Years Ago


Today is Saturday, March 31, the 91st day of 2012. There are 275 days left in the year.

ASSOCIATED PRESS

On this date in:

1889: French engineer Gustave Eiffel unfurls the French tricolor from atop the Eiffel Tower, officially marking its completion.

1931: Notre Dame college football coach Knute Rockne, 43, is killed in the crash of a TWA plane in Bazaar, Kan.

1932: Ford Motor Co. publicly unveils its powerful flathead V8 engine; while not the first eight-cylinder engine, it is the first to be affordable to the general public, and proved very popular.
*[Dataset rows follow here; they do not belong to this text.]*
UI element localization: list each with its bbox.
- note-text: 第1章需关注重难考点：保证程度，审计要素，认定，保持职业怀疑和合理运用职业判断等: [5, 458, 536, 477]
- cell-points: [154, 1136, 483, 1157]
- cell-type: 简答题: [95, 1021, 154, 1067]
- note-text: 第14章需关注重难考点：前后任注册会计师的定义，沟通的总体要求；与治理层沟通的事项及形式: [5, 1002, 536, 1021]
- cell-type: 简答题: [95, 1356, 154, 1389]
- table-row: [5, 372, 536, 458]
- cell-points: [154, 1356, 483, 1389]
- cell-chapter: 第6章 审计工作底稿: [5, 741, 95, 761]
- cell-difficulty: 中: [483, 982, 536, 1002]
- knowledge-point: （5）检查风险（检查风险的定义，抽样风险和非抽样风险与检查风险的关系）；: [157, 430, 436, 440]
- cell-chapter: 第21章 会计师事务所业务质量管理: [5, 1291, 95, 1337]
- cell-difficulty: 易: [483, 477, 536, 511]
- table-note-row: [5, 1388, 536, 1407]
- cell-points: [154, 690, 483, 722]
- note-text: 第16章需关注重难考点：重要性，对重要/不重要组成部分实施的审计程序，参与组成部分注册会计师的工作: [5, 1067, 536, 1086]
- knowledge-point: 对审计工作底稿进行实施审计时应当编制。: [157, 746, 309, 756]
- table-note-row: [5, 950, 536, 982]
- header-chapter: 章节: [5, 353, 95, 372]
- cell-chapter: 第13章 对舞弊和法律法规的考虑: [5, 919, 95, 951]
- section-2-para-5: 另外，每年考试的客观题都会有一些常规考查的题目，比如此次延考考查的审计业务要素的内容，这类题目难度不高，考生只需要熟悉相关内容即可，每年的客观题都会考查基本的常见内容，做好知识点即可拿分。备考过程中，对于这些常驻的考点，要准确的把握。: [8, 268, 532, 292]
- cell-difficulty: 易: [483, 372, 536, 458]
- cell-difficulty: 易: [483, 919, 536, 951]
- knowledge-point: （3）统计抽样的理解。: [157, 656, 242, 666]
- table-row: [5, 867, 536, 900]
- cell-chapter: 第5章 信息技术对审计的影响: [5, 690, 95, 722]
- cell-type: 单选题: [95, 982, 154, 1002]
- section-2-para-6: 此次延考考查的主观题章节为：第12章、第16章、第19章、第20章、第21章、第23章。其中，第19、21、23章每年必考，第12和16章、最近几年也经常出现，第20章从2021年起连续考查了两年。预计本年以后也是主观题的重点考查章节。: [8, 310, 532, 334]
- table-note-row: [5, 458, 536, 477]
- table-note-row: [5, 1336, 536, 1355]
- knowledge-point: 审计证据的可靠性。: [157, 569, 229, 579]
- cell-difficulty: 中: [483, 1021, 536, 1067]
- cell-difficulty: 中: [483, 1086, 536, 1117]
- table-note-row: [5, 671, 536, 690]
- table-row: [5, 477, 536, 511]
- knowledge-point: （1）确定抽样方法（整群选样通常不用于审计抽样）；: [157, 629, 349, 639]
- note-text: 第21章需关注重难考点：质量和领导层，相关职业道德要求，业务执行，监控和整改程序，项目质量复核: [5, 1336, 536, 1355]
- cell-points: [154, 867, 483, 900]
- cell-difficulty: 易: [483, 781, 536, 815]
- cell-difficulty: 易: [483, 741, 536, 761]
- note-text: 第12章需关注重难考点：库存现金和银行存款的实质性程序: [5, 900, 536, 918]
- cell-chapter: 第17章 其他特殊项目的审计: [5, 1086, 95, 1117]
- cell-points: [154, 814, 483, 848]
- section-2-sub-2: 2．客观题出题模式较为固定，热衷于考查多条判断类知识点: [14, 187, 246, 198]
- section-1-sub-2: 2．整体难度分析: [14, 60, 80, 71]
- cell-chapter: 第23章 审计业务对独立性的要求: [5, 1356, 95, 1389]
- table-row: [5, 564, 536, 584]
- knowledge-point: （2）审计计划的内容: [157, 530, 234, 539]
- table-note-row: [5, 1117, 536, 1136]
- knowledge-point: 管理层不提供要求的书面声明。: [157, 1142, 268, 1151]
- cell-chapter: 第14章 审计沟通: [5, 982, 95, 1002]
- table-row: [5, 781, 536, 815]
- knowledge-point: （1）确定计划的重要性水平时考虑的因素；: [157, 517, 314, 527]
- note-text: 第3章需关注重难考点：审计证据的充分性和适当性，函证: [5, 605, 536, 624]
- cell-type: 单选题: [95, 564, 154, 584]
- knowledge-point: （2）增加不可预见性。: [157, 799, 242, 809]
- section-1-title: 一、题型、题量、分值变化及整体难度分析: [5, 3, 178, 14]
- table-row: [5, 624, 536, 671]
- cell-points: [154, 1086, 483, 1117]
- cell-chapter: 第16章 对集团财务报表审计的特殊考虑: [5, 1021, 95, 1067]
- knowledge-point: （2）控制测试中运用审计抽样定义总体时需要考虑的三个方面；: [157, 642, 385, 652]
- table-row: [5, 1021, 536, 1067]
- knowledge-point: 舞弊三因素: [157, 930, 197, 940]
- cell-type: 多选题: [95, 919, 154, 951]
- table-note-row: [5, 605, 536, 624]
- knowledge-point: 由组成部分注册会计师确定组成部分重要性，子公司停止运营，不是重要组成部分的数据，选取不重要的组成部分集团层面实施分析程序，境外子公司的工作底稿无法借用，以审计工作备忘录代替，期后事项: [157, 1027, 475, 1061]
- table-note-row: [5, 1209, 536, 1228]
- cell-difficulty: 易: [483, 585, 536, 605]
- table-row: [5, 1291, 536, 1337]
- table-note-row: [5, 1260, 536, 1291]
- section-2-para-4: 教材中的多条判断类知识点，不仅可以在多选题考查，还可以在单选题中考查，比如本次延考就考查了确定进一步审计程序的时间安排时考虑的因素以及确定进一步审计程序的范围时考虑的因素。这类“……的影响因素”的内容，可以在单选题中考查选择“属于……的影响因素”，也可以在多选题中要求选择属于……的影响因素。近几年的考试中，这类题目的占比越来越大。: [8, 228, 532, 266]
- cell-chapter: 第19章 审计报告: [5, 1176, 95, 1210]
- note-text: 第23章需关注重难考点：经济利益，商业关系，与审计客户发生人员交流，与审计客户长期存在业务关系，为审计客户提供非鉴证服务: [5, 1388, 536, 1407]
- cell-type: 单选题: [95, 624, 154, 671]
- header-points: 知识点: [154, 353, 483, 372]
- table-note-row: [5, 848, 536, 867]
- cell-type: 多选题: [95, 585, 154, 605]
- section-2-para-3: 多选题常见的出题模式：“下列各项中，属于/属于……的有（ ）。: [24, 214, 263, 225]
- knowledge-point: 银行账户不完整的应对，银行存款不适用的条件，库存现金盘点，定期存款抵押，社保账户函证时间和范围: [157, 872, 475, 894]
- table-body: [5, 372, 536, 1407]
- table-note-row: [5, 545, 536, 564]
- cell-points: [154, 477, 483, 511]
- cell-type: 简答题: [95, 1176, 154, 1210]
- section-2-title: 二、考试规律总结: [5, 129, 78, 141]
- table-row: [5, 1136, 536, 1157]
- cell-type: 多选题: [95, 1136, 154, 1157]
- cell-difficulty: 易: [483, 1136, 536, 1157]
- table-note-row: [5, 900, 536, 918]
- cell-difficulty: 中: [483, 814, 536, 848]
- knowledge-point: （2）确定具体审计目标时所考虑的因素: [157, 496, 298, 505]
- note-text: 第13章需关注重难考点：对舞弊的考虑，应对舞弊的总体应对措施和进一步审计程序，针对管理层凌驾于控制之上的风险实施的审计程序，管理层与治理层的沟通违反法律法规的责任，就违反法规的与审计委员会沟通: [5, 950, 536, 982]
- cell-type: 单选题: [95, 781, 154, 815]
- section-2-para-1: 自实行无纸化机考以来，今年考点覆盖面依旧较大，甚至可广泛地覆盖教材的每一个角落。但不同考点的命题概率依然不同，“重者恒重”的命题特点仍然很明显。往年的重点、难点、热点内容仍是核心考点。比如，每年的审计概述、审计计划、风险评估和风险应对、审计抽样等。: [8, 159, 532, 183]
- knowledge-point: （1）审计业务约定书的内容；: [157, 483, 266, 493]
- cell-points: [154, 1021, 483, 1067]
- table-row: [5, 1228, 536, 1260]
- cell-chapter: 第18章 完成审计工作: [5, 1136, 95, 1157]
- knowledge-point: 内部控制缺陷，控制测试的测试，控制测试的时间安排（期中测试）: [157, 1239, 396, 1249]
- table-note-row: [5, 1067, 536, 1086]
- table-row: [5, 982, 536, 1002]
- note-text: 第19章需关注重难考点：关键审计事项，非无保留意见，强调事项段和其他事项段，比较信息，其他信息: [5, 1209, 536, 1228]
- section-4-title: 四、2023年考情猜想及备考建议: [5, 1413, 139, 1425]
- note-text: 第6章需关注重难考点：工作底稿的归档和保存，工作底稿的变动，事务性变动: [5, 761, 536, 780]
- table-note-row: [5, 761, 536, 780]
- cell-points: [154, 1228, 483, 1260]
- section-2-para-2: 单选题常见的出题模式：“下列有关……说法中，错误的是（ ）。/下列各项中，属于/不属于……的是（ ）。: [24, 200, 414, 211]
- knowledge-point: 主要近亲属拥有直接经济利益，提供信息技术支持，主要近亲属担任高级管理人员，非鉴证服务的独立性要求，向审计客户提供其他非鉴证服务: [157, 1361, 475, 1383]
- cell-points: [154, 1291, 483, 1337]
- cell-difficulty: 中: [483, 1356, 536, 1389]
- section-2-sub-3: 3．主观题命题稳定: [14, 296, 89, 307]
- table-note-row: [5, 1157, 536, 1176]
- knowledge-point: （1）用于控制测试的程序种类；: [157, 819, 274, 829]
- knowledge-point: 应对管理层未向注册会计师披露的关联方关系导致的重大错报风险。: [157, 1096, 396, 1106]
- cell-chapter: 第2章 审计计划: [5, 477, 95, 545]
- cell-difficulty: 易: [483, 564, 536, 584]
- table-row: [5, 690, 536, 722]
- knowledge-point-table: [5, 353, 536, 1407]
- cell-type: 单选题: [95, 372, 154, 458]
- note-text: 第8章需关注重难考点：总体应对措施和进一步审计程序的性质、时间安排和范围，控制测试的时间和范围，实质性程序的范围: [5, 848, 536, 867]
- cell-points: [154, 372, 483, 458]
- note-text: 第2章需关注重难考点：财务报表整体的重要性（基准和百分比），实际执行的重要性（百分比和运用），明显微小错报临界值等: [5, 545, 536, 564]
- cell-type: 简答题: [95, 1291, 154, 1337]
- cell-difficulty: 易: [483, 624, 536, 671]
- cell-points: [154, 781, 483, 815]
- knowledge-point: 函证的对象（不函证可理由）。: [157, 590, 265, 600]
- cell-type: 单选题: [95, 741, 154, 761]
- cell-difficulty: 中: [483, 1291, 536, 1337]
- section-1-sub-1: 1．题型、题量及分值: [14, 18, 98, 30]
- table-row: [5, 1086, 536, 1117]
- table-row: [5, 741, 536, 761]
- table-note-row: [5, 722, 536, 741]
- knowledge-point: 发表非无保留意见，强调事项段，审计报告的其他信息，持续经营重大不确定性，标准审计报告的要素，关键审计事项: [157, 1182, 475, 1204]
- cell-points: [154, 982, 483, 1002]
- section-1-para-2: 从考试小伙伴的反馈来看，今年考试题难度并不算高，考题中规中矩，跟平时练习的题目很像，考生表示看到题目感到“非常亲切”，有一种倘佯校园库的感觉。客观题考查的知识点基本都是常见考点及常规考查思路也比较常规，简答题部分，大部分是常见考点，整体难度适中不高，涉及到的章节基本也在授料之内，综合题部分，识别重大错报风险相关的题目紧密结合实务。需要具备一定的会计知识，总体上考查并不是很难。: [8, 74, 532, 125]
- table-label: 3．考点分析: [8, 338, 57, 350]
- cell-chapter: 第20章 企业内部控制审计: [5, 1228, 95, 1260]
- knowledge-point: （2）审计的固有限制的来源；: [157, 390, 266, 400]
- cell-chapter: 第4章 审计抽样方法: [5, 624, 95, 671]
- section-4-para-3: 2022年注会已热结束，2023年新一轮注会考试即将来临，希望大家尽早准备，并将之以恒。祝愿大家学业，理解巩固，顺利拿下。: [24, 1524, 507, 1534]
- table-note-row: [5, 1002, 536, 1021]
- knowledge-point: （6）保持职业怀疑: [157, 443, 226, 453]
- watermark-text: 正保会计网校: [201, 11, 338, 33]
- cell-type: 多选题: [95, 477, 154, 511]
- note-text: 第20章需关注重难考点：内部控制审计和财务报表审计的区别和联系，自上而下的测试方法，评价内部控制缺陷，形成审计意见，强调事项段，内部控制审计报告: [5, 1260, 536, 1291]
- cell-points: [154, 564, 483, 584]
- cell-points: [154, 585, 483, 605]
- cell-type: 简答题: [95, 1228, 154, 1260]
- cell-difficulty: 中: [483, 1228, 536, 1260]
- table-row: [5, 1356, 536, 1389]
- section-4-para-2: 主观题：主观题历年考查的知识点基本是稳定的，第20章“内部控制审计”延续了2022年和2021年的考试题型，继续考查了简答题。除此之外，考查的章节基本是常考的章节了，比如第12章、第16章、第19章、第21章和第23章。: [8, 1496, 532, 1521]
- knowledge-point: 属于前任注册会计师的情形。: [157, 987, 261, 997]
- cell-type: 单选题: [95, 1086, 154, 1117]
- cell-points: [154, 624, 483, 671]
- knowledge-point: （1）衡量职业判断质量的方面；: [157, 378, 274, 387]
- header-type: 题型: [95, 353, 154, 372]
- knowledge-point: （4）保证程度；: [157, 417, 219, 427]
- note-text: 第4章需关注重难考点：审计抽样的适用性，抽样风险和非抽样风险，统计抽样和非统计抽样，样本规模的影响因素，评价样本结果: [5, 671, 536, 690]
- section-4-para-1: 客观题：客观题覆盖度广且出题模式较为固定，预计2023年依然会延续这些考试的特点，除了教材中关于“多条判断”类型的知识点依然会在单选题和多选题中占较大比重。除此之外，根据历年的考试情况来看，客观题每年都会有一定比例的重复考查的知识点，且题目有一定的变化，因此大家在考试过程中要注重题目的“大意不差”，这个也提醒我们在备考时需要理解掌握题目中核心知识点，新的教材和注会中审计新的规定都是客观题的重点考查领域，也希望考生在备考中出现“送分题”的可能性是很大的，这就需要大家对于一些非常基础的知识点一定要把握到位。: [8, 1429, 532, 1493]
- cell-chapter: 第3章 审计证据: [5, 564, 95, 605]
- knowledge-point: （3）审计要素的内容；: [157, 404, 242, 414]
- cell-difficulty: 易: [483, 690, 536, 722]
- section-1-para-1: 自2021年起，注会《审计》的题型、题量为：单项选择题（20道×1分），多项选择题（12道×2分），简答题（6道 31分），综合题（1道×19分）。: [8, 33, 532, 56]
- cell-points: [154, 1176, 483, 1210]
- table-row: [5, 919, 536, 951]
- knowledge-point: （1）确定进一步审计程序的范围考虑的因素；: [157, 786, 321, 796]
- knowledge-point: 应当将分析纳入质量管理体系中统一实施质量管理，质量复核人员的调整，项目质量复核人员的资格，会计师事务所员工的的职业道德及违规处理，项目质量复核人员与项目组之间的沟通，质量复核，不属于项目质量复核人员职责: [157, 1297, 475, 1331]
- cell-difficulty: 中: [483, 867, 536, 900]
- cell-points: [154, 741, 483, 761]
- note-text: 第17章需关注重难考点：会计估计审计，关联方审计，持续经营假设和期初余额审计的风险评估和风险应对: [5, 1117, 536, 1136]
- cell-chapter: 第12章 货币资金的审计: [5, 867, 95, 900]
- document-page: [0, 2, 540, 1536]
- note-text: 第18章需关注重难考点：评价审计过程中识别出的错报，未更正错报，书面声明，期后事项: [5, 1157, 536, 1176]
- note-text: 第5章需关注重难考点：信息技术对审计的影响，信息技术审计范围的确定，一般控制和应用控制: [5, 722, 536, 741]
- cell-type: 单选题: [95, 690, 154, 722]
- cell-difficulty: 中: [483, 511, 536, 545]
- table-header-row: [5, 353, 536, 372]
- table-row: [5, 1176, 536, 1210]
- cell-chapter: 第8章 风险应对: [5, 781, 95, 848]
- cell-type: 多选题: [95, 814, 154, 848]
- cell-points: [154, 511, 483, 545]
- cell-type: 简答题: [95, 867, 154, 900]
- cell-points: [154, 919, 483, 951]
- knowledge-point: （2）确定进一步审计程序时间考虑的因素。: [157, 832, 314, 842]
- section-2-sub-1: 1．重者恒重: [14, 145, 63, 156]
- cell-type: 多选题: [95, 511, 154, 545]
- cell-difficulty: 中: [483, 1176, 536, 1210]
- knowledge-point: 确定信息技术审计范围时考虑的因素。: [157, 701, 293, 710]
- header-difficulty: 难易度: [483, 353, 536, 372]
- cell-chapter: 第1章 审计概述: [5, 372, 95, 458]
1933: President Franklin D. Roosevelt signs the Emergency Conservation Work Act, which created the Civilian Conservation Corps.

1943: The Rodgers and Hammerstein musical “Oklahoma!” opens on Broadway.

1953: Stanley Kubrick’s first feature film, a war drama titled “Fear and Desire,” premieres in New York.

1968: President Lyndon B. Johnson stuns the country by announcing at the conclusion of a broadcast address on Vietnam that he would not seek re-election.

1976: The New Jersey Supreme Court rules that Karen Ann Quinlan, who is in a persistent vegetative state, could be disconnected from her respirator. (Quinlan, who remained unconscious, died in 1985.)

1986: One hundred and sixty-seven people die when a Mexicana Airlines Boeing 727 crashes in a remote mountainous region of Mexico.

1995: Mexican-American singer Selena Quintanilla-Perez, 23, is shot to death in Corpus Christi, Texas, by the founder of her fan club, Yolanda Saldivar, who was convicted of murder and sentenced to life in prison.

2005: Terri Schiavo, 41, dies at a hospice in Pinellas Park, Fla., 13 days after her feeding tube was removed in a wrenching right-to-die dispute.

VINDICATOR FILES

1987: Mahoning County Common Pleas Judge William G. Houser orders Austintown Township trustees to rezone land at Rt. 46 and Interstate 80 from agricultural to business to allow construction of a planned truck stop.

U.S. Rep. Tom Ridge of Erie, Pa., R-21st, tells area officials meeting in Hermitage to brace themselves for cuts in federal programs that will be pursued by the Reagan administration.

Early retirements and increased orders allow Copperweld Steel Co. to recall 175 laid off employees in Warren.

1972: U.S. Steel Corp.’s Ohio Works, idle for six months, relights its 10th open hearth, reaching its peak of capacity.

The Youngstown Board of Education approves a $34 million budget for a district that is educating some 25,000 children.

Coming to the Packard Music Hall, an all-pro boxing show. Feature bout: Warren’s Earnie Shaver vs. Charlie Polite of Springfield, Mass.

1962: Two gunmen, masked and efficient, enter Allen’s Drugstore on Gypsy Lane shortly before closing and escape with $3,000 in cash and negotiable money orders.

Cal Minyard, proprietor of Big Jim’s Barbeque in Campbell, is arrested following a raid in which gambling slips and 600 cartons of stolen cigarettes are confiscated.

Last-minute crowds jam auto license outlets for 1962 license plates. The Youngstown Auto Club opened its doors early and had 27 clerks on duty to handle the rush.

1937: Mrs. Dick McKibben and her 8-year-old daughter, Martha, are missing following a $500,000 explosion and fire that destroyed the four-story St. Cloud building in the heart of New Castle’s business section. The McKibbens lived on the fourth floor of the building.

Youngstown Police Chief Carl L. Olson warns that his men will arrest drivers who do not replace their 1936 license plates with 1937 plates by the April 1 deadline.